Emmett: New center for jurors likely to be built above ground
Harris County is unlikely to repair Hurricane Harvey flood damage to the 6-year-old, $13 million Jury Assembly Building that sits beneath a park in downtown Houston’s courthouse square near Buffalo Bayou, County Judge Ed Emmett said Tuesday.
While no official action has been taken, the county will likely find a replacement facility that is not underground, Emmett said after Tuesday’s county commissioners meeting.
“We’ll build another one somewhere, and I doubt if we’ll put it underground next time,” Emmett said. “That’s not my decision yet, but we don’t have basements in Houston for a reason.”
Emmett said he believes there will be a “complete replacement of the Jury Assembly Building.”
“I don’t think there will be a redo of that building,” he said.
More than 100,000 people report every year for jury duty for trials in criminal cases, civil cases, divorces, child custody and juvenile cases.
The facility was built to hold several auditoriums where prospective jurors waited to be shuffled off to different courthouses in panels of 60.
The building, which is located at 1201 Congress, is surrounded by the criminal courthouse, the civil courthouse and other court buildings. It was designed to allow jurors to easily reach their destination courtrooms through a tunnel system to all the courthouses. A tunnel also connected the building to a parking garage.
It was designed to put green space in the center of the courthouse square, which is a block from Buffalo Bayou.
When it was built in 2011, the architects said they reviewed the impact from Tropical Storm Allison, which flooded the tunnels in 2001. They built the new jury center’s aboveground portion well above the historic high-water mark.
The aboveground part of the building is a glass structure the size of a bus covering an atrium staircase leading down to the auditoriums. The mostly glass structure meant natural light poured into the subterranean facility.
To protect from rising floodwaters, the lower level and related tunnels were equipped with flood doors the size of cars.
Harvey’s floodwaters went well over the underground building, apparently breaking out windows along the ground and flooding the building from the roof. It is still unclear if the massive flood doors worked. If they did, they created a giant watertight bowl next to the bayou.
Since the jury facility is damaged beyond repair, and the former jury assembly building was long ago converted into the Harris County Law Library, officials are now working to find places for prospective jurors to gather.
Judge Bob Schaffer, the administrative judge overseeing the courts, said selection of small jury panels are expected to resume on Oct. 16. They are tentatively scheduled to begin meeting in the cafeteria or other large rooms in the Harris County Administration Building at 1001 Preston.
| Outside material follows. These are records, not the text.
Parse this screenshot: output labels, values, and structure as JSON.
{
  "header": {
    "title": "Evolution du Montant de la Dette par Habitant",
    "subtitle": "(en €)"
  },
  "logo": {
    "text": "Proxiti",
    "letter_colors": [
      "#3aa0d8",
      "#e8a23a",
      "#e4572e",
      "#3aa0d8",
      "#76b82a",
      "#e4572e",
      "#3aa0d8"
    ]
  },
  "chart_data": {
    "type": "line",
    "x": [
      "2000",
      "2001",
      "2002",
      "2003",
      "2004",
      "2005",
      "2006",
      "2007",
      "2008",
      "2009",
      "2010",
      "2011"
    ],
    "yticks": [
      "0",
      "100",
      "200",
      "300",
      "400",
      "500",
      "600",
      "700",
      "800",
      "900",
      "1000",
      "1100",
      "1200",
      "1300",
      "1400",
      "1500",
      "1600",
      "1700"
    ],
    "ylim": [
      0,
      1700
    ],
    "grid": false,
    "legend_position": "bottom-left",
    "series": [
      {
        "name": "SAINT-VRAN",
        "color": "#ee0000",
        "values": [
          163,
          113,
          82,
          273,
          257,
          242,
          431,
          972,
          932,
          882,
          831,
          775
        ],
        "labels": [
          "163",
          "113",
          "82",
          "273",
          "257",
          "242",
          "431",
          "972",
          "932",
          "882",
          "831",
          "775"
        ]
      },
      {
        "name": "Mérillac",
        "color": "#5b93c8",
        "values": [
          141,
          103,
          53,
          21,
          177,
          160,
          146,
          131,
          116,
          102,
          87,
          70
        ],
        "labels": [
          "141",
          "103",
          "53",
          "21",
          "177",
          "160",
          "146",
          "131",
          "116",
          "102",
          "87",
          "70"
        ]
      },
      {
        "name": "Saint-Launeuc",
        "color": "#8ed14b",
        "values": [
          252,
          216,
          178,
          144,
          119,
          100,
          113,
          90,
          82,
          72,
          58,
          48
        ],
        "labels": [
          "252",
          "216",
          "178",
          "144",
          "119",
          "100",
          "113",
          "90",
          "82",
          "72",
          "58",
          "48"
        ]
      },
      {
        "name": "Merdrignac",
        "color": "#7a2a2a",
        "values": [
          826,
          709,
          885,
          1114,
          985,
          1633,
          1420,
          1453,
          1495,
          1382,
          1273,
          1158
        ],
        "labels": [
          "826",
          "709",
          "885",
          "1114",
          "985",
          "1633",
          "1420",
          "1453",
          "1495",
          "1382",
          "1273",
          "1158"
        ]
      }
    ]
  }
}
“We’re moving forward,” he said Tuesday. He said he expects criminal court cases to be among the first heard in a wave of jury trials.
Emmett noted that the Harris County Criminal Courthouse, the 20-story building that was also crippled in the floods, will not be open for at least nine months.
Those courts have moved to the civil courthouse at 201 Caroline where judges have doubled up for morning and afternoon dockets.